The last thing I want to talk about is the Preparedness part of our system. We need to manage preparedness differently. I describe this by saying that we need to accept risk now in order to create less risk in the future.

We will need to make conscious and deliberate trade-offs and this will be managed through our AOS. Getting away from the Force Generation Cycle where we rotate Brigades, to get to a more deliberate and strategic approach to readiness based on the environment and the need. We are articulating that through a centralised Army Order, where all resources are aligned around the readiness we need at a particular point in time.

Army of today

The Army of today is fantastic. I was at Kapooka on Monday, seeing recruit training and the amazing work that’s going on there across a range of pathways into our Army. The youth of today are enthusiastic and committed and going to make great soldiers for us.

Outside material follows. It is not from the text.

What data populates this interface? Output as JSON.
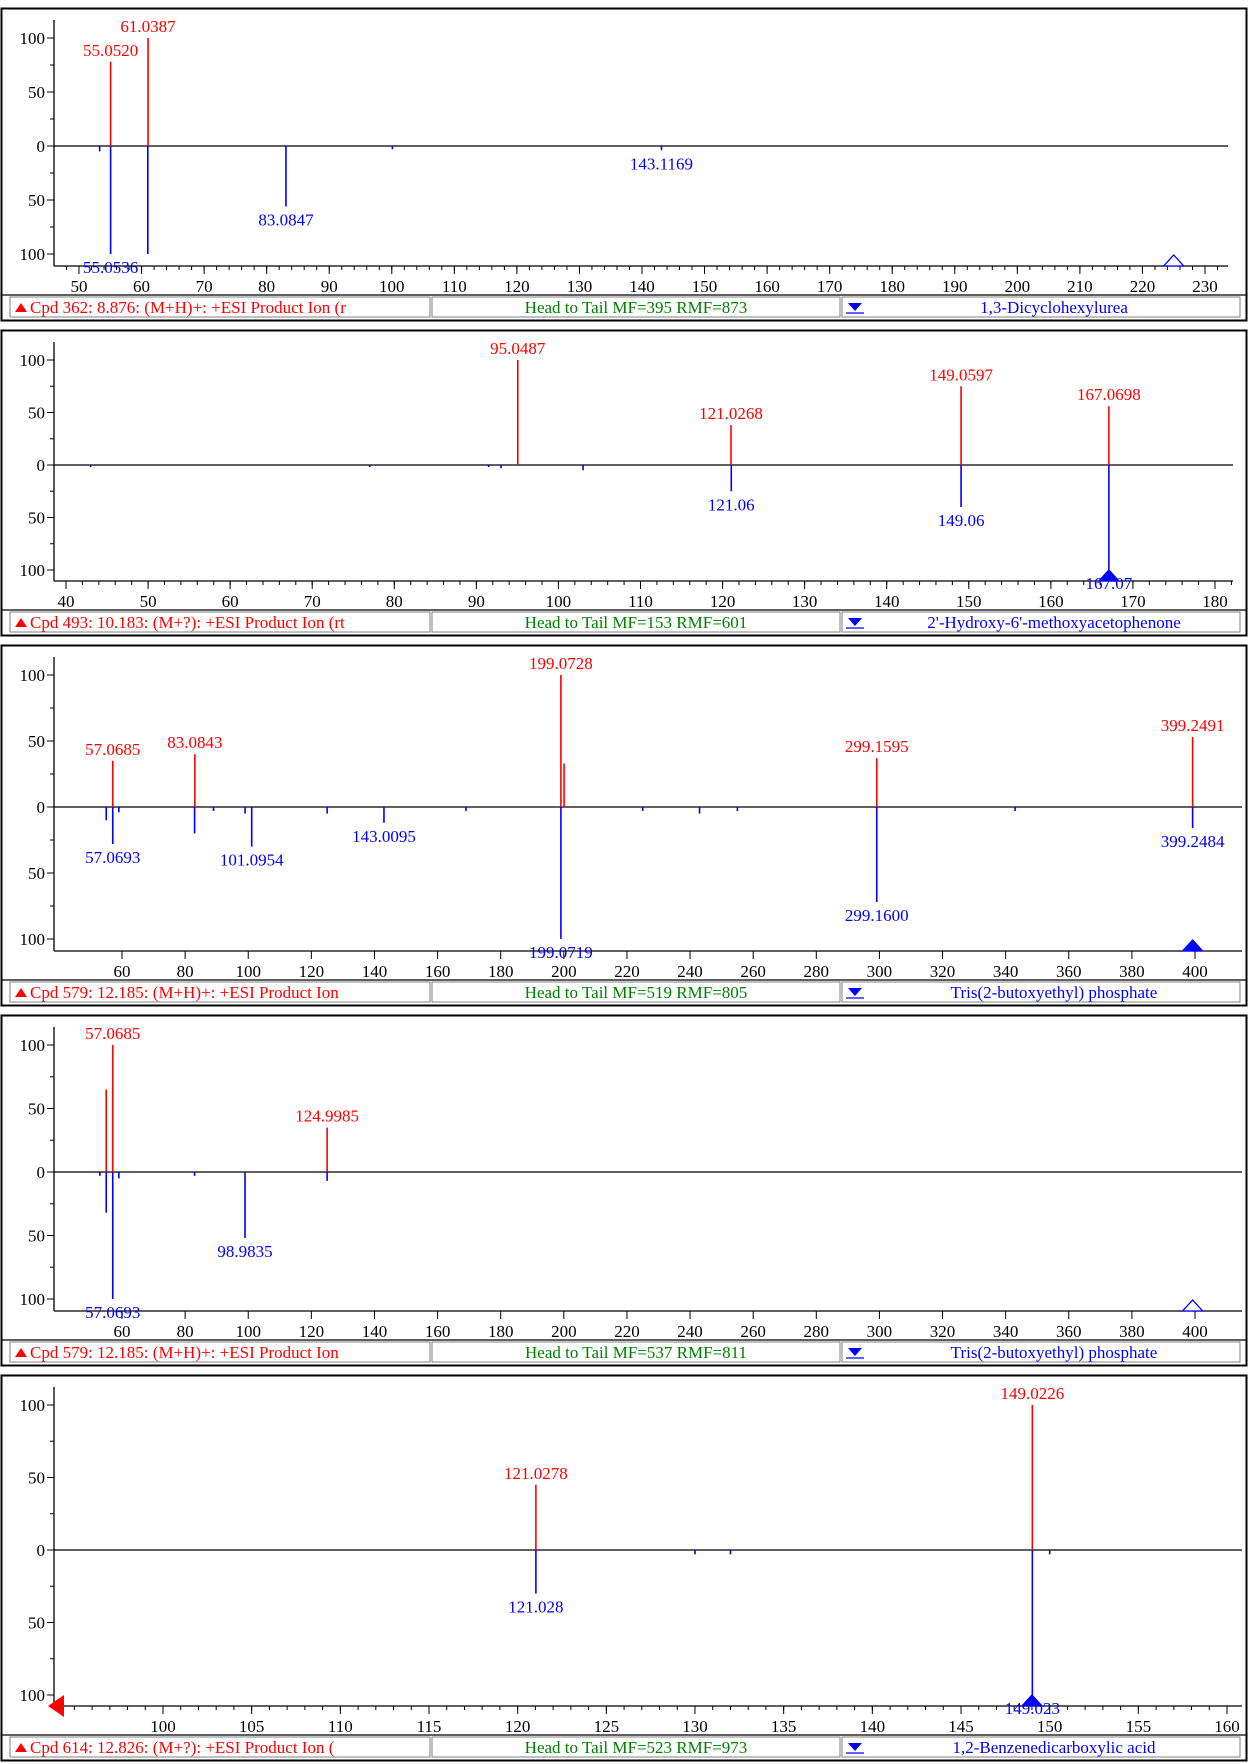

I was also up in Darwin. Amazing what is going on up there with the 1st Brigade, The Regional Force Surveillance Group and the Marine Rotation Force – Darwin, the joint force and of course engagement with community.

Talisman Sabre 2021 happening right now, with over 3500 Army people participating. They are conducting really good training within a revised scope. The fact that it is going ahead with allies and partners is sending a really timely and important message that we are cracking on and we are united in doing so. Of course there is a whole range of other activities also going on.